Robin is a writer and thinker who loves to wonder about things. She helps companies create marketing that empowers, rather than interrupts, their customers, and writes about education, technology and the new economy on her personal blog, robinoula.com. You can find her on Twitter at @robinoula.
What happens when our dreams don’t go according to plan? What happens when, after taking that giant leap of faith, that first great act of daring, we hit a roadblock and falter? What happens when we begin to doubt our dreams?

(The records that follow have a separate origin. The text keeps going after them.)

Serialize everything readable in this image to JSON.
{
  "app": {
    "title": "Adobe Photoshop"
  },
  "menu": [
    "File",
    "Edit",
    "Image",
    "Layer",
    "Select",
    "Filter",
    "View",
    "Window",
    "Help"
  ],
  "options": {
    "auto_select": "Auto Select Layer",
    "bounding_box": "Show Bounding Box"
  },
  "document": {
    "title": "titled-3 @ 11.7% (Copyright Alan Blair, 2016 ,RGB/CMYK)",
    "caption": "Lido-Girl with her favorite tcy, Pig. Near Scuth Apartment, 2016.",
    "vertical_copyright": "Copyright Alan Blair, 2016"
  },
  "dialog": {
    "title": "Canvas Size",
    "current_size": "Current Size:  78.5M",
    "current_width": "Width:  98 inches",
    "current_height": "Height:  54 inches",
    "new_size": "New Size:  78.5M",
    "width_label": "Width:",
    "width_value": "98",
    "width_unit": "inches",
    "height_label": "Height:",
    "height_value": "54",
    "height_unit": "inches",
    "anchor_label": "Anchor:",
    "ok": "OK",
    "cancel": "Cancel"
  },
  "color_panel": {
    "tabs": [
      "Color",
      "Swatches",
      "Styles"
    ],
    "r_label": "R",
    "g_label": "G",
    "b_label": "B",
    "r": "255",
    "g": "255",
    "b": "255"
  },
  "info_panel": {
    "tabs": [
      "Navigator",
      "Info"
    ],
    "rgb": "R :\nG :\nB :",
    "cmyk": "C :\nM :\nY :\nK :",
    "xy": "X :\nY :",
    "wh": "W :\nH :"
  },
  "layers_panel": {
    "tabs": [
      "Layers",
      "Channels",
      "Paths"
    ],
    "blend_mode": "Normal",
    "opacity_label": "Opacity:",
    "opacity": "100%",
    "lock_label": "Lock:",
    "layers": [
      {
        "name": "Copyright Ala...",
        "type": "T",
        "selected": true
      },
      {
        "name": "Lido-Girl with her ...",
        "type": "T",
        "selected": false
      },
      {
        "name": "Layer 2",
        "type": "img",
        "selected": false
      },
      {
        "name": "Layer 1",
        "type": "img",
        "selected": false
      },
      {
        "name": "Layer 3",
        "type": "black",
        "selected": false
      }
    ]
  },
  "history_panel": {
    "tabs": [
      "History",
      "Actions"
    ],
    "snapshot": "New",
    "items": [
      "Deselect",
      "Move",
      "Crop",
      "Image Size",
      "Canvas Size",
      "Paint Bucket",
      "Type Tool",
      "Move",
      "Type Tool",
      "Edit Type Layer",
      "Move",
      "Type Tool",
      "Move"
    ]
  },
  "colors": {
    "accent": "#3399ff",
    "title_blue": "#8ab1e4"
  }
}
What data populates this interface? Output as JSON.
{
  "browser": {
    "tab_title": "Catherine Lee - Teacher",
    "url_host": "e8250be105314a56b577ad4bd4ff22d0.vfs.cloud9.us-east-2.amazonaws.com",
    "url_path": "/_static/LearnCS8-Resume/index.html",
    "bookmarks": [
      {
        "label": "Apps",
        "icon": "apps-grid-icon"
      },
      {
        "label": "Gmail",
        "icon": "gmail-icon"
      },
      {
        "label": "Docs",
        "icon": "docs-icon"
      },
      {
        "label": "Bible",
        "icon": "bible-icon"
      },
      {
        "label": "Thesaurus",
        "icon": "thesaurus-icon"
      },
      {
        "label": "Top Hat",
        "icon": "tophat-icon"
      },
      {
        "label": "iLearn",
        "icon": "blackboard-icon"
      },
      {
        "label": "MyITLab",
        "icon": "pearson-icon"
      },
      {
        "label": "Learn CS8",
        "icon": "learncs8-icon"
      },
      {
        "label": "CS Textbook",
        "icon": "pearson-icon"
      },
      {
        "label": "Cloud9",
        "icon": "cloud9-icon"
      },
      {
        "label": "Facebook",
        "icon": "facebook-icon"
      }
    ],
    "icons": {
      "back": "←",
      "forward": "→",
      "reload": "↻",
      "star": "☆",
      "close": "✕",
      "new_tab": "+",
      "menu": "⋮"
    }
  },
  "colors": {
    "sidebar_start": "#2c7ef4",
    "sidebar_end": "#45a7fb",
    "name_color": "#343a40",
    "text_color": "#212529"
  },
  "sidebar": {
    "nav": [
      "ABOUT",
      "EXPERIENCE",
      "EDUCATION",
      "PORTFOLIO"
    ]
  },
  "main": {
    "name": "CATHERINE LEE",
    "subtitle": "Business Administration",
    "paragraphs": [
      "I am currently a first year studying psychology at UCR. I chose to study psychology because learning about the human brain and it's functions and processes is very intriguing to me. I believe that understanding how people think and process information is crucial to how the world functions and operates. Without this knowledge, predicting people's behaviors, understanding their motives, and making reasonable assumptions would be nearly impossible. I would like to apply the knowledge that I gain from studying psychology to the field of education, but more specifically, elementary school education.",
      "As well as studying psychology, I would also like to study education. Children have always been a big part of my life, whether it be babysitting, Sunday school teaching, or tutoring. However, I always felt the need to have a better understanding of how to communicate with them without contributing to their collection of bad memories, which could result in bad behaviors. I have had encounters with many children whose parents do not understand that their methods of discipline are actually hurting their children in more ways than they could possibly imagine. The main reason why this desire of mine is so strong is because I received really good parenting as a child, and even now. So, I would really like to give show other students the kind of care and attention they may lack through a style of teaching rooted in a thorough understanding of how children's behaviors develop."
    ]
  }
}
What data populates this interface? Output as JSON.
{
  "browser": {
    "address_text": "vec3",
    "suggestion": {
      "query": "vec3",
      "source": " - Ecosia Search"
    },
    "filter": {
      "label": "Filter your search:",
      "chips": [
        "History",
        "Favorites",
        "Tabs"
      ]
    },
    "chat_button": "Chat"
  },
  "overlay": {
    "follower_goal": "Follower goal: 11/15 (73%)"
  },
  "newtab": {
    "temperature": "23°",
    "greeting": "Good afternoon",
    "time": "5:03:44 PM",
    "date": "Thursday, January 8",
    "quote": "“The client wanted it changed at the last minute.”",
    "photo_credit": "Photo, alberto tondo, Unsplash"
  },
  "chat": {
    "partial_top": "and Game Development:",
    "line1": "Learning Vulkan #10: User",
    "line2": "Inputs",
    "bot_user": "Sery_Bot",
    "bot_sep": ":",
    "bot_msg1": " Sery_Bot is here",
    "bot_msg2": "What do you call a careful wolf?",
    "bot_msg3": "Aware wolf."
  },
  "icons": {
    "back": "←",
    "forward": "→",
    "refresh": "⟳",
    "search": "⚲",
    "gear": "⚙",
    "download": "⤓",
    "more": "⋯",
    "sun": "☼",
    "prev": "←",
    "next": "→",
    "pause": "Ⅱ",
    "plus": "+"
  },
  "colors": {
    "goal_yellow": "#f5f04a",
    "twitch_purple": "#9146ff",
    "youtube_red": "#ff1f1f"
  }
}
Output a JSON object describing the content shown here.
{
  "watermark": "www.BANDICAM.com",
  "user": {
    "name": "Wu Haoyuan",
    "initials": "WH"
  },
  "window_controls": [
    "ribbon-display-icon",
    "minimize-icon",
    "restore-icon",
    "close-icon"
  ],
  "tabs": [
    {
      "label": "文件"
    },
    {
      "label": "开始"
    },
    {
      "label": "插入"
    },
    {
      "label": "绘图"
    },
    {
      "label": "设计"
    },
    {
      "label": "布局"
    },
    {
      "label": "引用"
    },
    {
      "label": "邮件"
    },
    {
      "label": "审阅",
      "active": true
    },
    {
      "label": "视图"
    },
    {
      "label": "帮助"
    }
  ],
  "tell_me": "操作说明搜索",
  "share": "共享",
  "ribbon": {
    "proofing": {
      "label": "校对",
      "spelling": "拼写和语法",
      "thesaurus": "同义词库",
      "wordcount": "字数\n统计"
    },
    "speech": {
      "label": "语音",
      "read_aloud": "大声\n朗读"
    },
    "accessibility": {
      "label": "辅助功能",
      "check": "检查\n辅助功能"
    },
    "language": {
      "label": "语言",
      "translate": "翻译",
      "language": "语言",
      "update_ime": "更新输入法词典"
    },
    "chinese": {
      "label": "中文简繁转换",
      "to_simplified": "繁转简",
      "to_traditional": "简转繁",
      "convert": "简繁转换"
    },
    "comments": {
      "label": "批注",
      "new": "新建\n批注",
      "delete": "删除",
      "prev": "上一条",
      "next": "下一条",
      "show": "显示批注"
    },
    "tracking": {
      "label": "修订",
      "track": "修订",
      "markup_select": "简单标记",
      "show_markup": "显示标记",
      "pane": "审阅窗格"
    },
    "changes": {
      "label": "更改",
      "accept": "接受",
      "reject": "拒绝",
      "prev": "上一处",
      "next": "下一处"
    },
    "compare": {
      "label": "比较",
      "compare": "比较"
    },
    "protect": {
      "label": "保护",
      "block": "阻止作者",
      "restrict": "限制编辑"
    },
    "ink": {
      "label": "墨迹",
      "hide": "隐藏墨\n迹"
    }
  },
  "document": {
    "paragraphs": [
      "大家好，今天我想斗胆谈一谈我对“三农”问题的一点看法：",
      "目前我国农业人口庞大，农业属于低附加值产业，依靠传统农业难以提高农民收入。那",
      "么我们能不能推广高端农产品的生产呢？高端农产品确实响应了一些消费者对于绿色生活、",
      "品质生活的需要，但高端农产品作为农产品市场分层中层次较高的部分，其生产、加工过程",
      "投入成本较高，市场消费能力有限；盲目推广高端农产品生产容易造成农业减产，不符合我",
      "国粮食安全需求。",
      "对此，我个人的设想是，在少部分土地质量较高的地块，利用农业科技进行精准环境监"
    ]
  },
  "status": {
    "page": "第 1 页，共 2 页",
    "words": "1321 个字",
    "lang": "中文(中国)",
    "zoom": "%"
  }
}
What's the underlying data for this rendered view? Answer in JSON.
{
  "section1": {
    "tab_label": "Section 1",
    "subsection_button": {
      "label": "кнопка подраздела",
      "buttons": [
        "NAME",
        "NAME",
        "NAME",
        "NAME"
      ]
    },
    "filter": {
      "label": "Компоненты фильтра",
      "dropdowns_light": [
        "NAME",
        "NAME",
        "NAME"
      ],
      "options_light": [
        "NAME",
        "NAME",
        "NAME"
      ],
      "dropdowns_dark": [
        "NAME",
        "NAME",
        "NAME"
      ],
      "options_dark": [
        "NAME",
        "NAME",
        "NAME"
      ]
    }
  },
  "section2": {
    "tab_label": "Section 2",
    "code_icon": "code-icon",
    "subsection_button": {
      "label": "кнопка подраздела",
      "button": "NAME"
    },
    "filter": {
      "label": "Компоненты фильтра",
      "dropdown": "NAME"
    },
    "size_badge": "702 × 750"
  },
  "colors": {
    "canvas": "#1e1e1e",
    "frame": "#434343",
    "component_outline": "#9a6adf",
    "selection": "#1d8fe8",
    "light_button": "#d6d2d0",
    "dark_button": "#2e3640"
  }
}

10 weeks ago, I disrupted myself. Dramatically. I’d been dreaming for a year about moving to San Francisco, and when I got the chance this summer, I leapt. I flew down alone. I spent six weeks living in a teepee that I found on Airbnb. My husband joined me at the end of September, and I thought from there it would get easier.
It has gotten harder. Dreams always lose some of their luster as they begin to actualize, and the spectre of doubt has been creeping back into my consciousness. Not regret, simply doubt. Did I make the right decision? Will I ever learn to love California? Can we even afford to live here? Can I make this work? And so this post is deeply personal, because I’m not reflecting on lessons that have already been learned. I’m smack in the midst of a blooming, buzzing, confusing dream. When it comes to doubt, I’m right there with you.
Our culture is filled with parables of boundless optimism, of the impossible dreamer who never loses faith. Doubt is viewed as a negative emotion, a failure even. Doubt, we learn from a very young age, is a threat to progress, something to be feared, defied, ignored and swept aside in relentless pursuit of our dreams.
But when we treat doubt as a threat, when we shut it down the moment it appears, we are missing out on a tremendous opportunity to learn. I realize how counterintuitive this sounds, but opening ourselves to doubt can actually help us on our dreaming journey if we let it. The idea feels uncomfortable only because we are misunderstanding the nature of doubt itself.
Theologian and philosopher Paul Tillich said that “doubt isn’t the opposite of faith; it is an element of faith.” We cannot fully know our dreams if we are alienated from the doubts that swirl within them, for each shapes the contours of the other. Just as light cannot be itself without shadow, our dreams arise from the interplay of faith and doubt, not the absence of one or the other.
Let’s be clear that embracing doubt isn’t the same thing as succumbing to it. When we embrace doubt honestly and with our whole selves, we merely allow it to be what it is, so that we may learn, understand and ultimately give ourselves permission to release its hold over us. This is a far more powerful way to treat doubt than suppressing it, which only causes it to linger like dust upon our consciousness.
Every moment of doubt holds a lesson, a chance to gain a little more clarity, a little more insight into the forces that inspire us and the fears that hold us back. Doubt reminds us that we are finite, that we are human and that by our very nature, we do not have all the answers. Nor should we, because the human spirit withers in the face of absolute certainty and soars in the face of uncertain aspiration.
We need the creative tension between faith and doubt. We must dwell there, in this wild, tender place between knowing and not knowing. For this is how we dream, how we imagine a better world and take that first breathless leap toward creating it.
I love this line, “The human spirit withers in the face of absolute certainty and soars in the face of uncertain aspiration.”
“Are you alienated from the doubts that swirl within your dreams?”
“Are you dwelling in the wild, tender place between knowing and not knowing?”